Tomates del Perelló
La arena que recubre, cerca de las orillas del mar, con suavidad y sin apelmazamiento, la base de las plantas del tomate, logra que se multipliquen las pequeñas raíces, y este hecho -que parece carente de importancia a los ojos profanos- asegura una mayor absorción de los alimentos que porta la tierra, lo que junto a los benéficos rayos del sol, convierten en explosión de color y de sabor el fruto que los italianos llamaron -en un milagro de introspección- pomodoro, manzana de oro, así su entraña fuese roja como un tomate.
Nadie pensaba que el producto traído del Perú por los descubridores sería comestible, sino que sustentaban sus virtudes en lo estético -pequeño, redondeado y de vivo color- ideal para componer un hermoso ramo que adornase las estancias palaciegas.
Pero hete ahí que algunos arriesgados lo ingirieron -pese a las horribles admoniciones médicas, que aseguraban un fatal desenlace para los suicidas- y a partir de esta cata devino el milagro de su multiplicación, el que lo ha situado en lo más alto del ranking del cultivo de hortalizas.

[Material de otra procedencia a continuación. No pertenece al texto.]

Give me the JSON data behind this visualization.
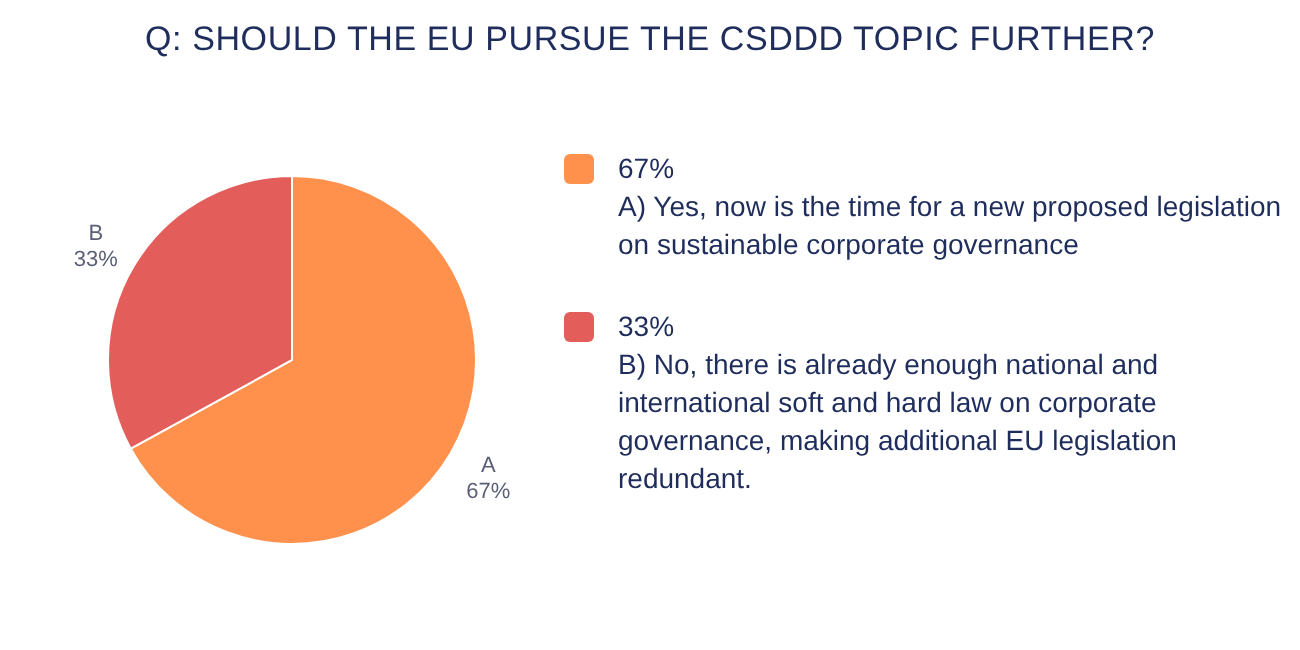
{
  "chart_data": {
    "type": "pie",
    "title": "Q: SHOULD THE EU PURSUE THE CSDDD TOPIC FURTHER?",
    "categories": [
      "A",
      "B"
    ],
    "values": [
      67,
      33
    ],
    "value_labels": [
      "67%",
      "33%"
    ],
    "colors": [
      "#ff914d",
      "#e35d5a"
    ],
    "annotations": [
      "A) Yes, now is the time for a new proposed legislation on sustainable corporate governance",
      "B) No, there is already enough national and international soft and hard law on corporate governance, making additional EU legislation redundant."
    ]
  }
}
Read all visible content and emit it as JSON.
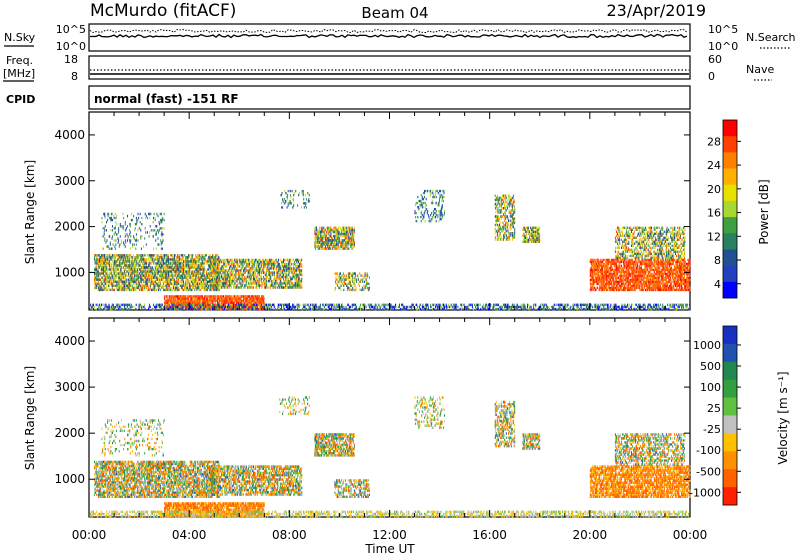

Aunque para que fuese la estrella de las ensaladas hubieron de pasar años. El mismo incontestable Brillat-Savarin, al principio de 1800, en su Almanach des gourmands consideraba que la única posibilidad de comer tomate era habiéndolo convertido previamente en salsa, y así, decía: "Esta hortaliza o fruta, o como se la quiera llamar, era casi desconocida en París hace quince años... Sea como fuera, los tomates son una ventaja para una cocina elaborada. Con ellos se hacen excelentes salsas para acompañar toda clase de carnes".
Pero el innegable saber popular, el de aquellos que por lastimoso que parezca no se habían adentrado en la obra y el pensamiento del gastrónomo francés, había descubierto en El Perelló -con sus campos llenos de arena de playa, rica y porosa- que el fruto que allí nacía, pasado por el cuchillo, solo cortado, ora vertical, ora horizontalmente -quizás algunas secciones de través- y aliñado con dorado aceite y blanca sal, impregnaba la boca con los dulces jugos del Mediterráneo, a la vez que, comido al atardecer -mirando al mar en la tierra que lo vio nacer- hacía soñar a los beneficiarios del ágape con los rojos destellos de oro que imaginaron los poetas italianos.